Local Marketing Agreement: Everything You Need to Know
A local marketing agreement is a contract used in commercial radio that allows station owners to program and manage other stations.2 min read
A local marketing agreement is a contract used in commercial radio that allows station owners to program and manage other stations without purchasing the license for that station. This type of agreement, often called an LMA, arose in the early 1990s to address the ownership restrictions under which companies could only own 12 radio stations nationally and only one AM and one FM station in each market. The LMA is a legal tool designed to maximize profits in a strict regulatory environment.
Regulatory agreements are timed in accordance with the owner's license renewal date and can range from one to six years. LMAs are often used to bridge the gap between entering into a sales contract for a radio station and final FCC approval of the sale, which can take several months and leaves both the buyer and seller in a risky limbo.
Public Radio Use
This type of agreement is also common in public radio. A 1994 video called "Positioning Your Radio Station by Randy Michaels" addresses the deregulation and subsequent explosion of new FM radio stations. As of 2015, the FCC recorded more than 6,600 commercial FM radio stations, more than 4,700 AM commercial stations, and more than 4,000 educational radio stations. In addition, they count more than 6,300 FM translators and boosters and more than 1,000 low power FM stations, for more than 22,800 total stations all in competition with satellite radio and streaming services.
LMA Advantages and Disadvantages
Advantages of an LMA include:
- The ability to transfer station operation without selling or buying a license.
- The ability to step away from day-to-day station administration while maintaining overall control.
- Providing an avenue to run a successful radio station while avoiding competing priorities and other organizational politics.

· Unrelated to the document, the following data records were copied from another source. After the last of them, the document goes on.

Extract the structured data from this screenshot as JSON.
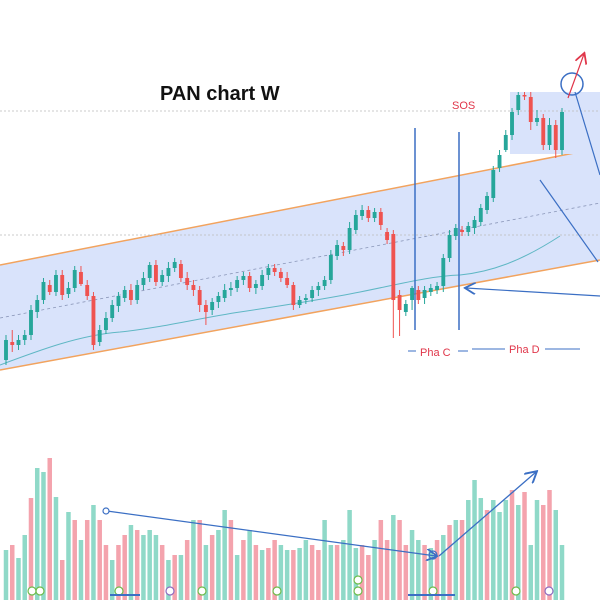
{
  "chart_data": {
    "type": "candlestick",
    "title": "PAN chart W",
    "annotations": {
      "sos": "SOS",
      "phase_c": "Pha C",
      "phase_d": "Pha D"
    },
    "colors": {
      "up": "#26a69a",
      "down": "#ef5350",
      "channel_fill": "#d9e3fb",
      "channel_line": "#f2a35e",
      "arrow": "#3b6fc4",
      "ma": "#5fb7c4",
      "vol_up": "#8fd9c8",
      "vol_down": "#f4a3ad",
      "target": "#e0364a"
    },
    "candles": [
      [
        360,
        340,
        365,
        335
      ],
      [
        342,
        345,
        352,
        330
      ],
      [
        345,
        340,
        350,
        335
      ],
      [
        340,
        335,
        345,
        330
      ],
      [
        335,
        310,
        340,
        305
      ],
      [
        312,
        300,
        318,
        295
      ],
      [
        300,
        282,
        304,
        278
      ],
      [
        285,
        292,
        295,
        280
      ],
      [
        292,
        275,
        296,
        270
      ],
      [
        275,
        295,
        300,
        270
      ],
      [
        294,
        288,
        298,
        282
      ],
      [
        288,
        270,
        292,
        266
      ],
      [
        272,
        284,
        286,
        266
      ],
      [
        285,
        296,
        300,
        280
      ],
      [
        296,
        345,
        350,
        292
      ],
      [
        342,
        330,
        346,
        325
      ],
      [
        330,
        318,
        334,
        312
      ],
      [
        318,
        305,
        322,
        300
      ],
      [
        306,
        296,
        312,
        292
      ],
      [
        298,
        290,
        302,
        286
      ],
      [
        290,
        300,
        305,
        284
      ],
      [
        300,
        285,
        304,
        280
      ],
      [
        285,
        278,
        290,
        272
      ],
      [
        278,
        265,
        282,
        262
      ],
      [
        265,
        282,
        286,
        260
      ],
      [
        282,
        275,
        286,
        270
      ],
      [
        276,
        268,
        282,
        262
      ],
      [
        268,
        262,
        272,
        258
      ],
      [
        264,
        278,
        282,
        260
      ],
      [
        278,
        285,
        290,
        272
      ],
      [
        285,
        290,
        296,
        280
      ],
      [
        290,
        305,
        312,
        286
      ],
      [
        305,
        312,
        325,
        300
      ],
      [
        310,
        302,
        315,
        298
      ],
      [
        302,
        296,
        308,
        292
      ],
      [
        298,
        290,
        302,
        284
      ],
      [
        290,
        288,
        296,
        282
      ],
      [
        288,
        280,
        292,
        276
      ],
      [
        280,
        276,
        285,
        272
      ],
      [
        276,
        288,
        292,
        272
      ],
      [
        288,
        284,
        294,
        280
      ],
      [
        286,
        275,
        290,
        270
      ],
      [
        275,
        268,
        280,
        264
      ],
      [
        268,
        272,
        276,
        264
      ],
      [
        272,
        278,
        282,
        268
      ],
      [
        278,
        285,
        288,
        272
      ],
      [
        285,
        305,
        310,
        282
      ],
      [
        305,
        300,
        308,
        296
      ],
      [
        300,
        298,
        304,
        294
      ],
      [
        298,
        290,
        302,
        286
      ],
      [
        290,
        286,
        296,
        282
      ],
      [
        286,
        280,
        290,
        276
      ],
      [
        280,
        255,
        284,
        250
      ],
      [
        256,
        245,
        260,
        240
      ],
      [
        246,
        250,
        256,
        242
      ],
      [
        250,
        228,
        254,
        222
      ],
      [
        230,
        215,
        234,
        210
      ],
      [
        216,
        210,
        220,
        205
      ],
      [
        210,
        218,
        222,
        206
      ],
      [
        218,
        212,
        222,
        208
      ],
      [
        212,
        225,
        230,
        208
      ],
      [
        232,
        240,
        244,
        228
      ],
      [
        234,
        300,
        338,
        230
      ],
      [
        295,
        310,
        336,
        290
      ],
      [
        312,
        304,
        316,
        300
      ],
      [
        300,
        288,
        310,
        286
      ],
      [
        290,
        300,
        304,
        286
      ],
      [
        298,
        290,
        304,
        286
      ],
      [
        292,
        288,
        296,
        284
      ],
      [
        290,
        286,
        294,
        282
      ],
      [
        286,
        258,
        292,
        254
      ],
      [
        258,
        235,
        262,
        230
      ],
      [
        236,
        228,
        240,
        224
      ],
      [
        230,
        232,
        236,
        226
      ],
      [
        232,
        226,
        236,
        222
      ],
      [
        228,
        220,
        234,
        216
      ],
      [
        222,
        208,
        226,
        204
      ],
      [
        210,
        196,
        214,
        192
      ],
      [
        198,
        170,
        202,
        166
      ],
      [
        168,
        155,
        172,
        150
      ],
      [
        150,
        135,
        152,
        130
      ],
      [
        135,
        112,
        140,
        108
      ],
      [
        110,
        95,
        115,
        92
      ],
      [
        95,
        96,
        100,
        92
      ],
      [
        97,
        122,
        130,
        92
      ],
      [
        122,
        118,
        126,
        110
      ],
      [
        118,
        145,
        150,
        114
      ],
      [
        145,
        125,
        150,
        118
      ],
      [
        125,
        150,
        158,
        120
      ],
      [
        150,
        112,
        155,
        108
      ]
    ],
    "volume": [
      [
        550,
        "u"
      ],
      [
        545,
        "d"
      ],
      [
        558,
        "u"
      ],
      [
        535,
        "u"
      ],
      [
        498,
        "d"
      ],
      [
        468,
        "u"
      ],
      [
        472,
        "u"
      ],
      [
        458,
        "d"
      ],
      [
        497,
        "u"
      ],
      [
        560,
        "d"
      ],
      [
        512,
        "u"
      ],
      [
        520,
        "d"
      ],
      [
        540,
        "u"
      ],
      [
        520,
        "d"
      ],
      [
        505,
        "u"
      ],
      [
        520,
        "d"
      ],
      [
        545,
        "d"
      ],
      [
        560,
        "u"
      ],
      [
        545,
        "d"
      ],
      [
        535,
        "d"
      ],
      [
        525,
        "u"
      ],
      [
        530,
        "d"
      ],
      [
        535,
        "u"
      ],
      [
        530,
        "u"
      ],
      [
        535,
        "u"
      ],
      [
        545,
        "d"
      ],
      [
        560,
        "u"
      ],
      [
        555,
        "d"
      ],
      [
        555,
        "u"
      ],
      [
        540,
        "d"
      ],
      [
        520,
        "u"
      ],
      [
        520,
        "d"
      ],
      [
        545,
        "u"
      ],
      [
        535,
        "d"
      ],
      [
        530,
        "u"
      ],
      [
        510,
        "u"
      ],
      [
        520,
        "d"
      ],
      [
        555,
        "u"
      ],
      [
        540,
        "d"
      ],
      [
        530,
        "u"
      ],
      [
        545,
        "d"
      ],
      [
        550,
        "u"
      ],
      [
        548,
        "d"
      ],
      [
        540,
        "d"
      ],
      [
        545,
        "u"
      ],
      [
        550,
        "u"
      ],
      [
        550,
        "d"
      ],
      [
        548,
        "u"
      ],
      [
        540,
        "u"
      ],
      [
        545,
        "d"
      ],
      [
        550,
        "d"
      ],
      [
        520,
        "u"
      ],
      [
        545,
        "u"
      ],
      [
        545,
        "d"
      ],
      [
        540,
        "u"
      ],
      [
        510,
        "u"
      ],
      [
        548,
        "u"
      ],
      [
        545,
        "d"
      ],
      [
        555,
        "d"
      ],
      [
        540,
        "u"
      ],
      [
        520,
        "d"
      ],
      [
        540,
        "d"
      ],
      [
        515,
        "u"
      ],
      [
        520,
        "d"
      ],
      [
        545,
        "d"
      ],
      [
        530,
        "u"
      ],
      [
        540,
        "u"
      ],
      [
        545,
        "d"
      ],
      [
        548,
        "u"
      ],
      [
        540,
        "d"
      ],
      [
        535,
        "u"
      ],
      [
        525,
        "d"
      ],
      [
        520,
        "u"
      ],
      [
        520,
        "d"
      ],
      [
        500,
        "u"
      ],
      [
        480,
        "u"
      ],
      [
        498,
        "u"
      ],
      [
        510,
        "d"
      ],
      [
        500,
        "u"
      ],
      [
        512,
        "u"
      ],
      [
        500,
        "u"
      ],
      [
        490,
        "d"
      ],
      [
        505,
        "u"
      ],
      [
        492,
        "d"
      ],
      [
        545,
        "u"
      ],
      [
        500,
        "u"
      ],
      [
        505,
        "d"
      ],
      [
        490,
        "d"
      ],
      [
        510,
        "u"
      ],
      [
        545,
        "u"
      ]
    ]
  }
}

Disadvantages of this type of agreement include:
- The licensee remains responsible for FCC regulatory compliance.
- The management agreement can be terminated by the licensee if he or she does not approve of the programming provided.
To alleviate the impact of these disadvantages, it's important for the licensee and operator to maintain a strong ongoing relationship with open communication for an LMA arrangement to succeed.
Sample Clauses and Excerpts
A local marketing agreement should indicate that both parties are entering into an LMA, the date that the contract commences, and the station in question. State that the operator of the station will continue to comply with programming obligations, that the seller has no liability, and that the LMA can be terminated without warning if these terms are not met.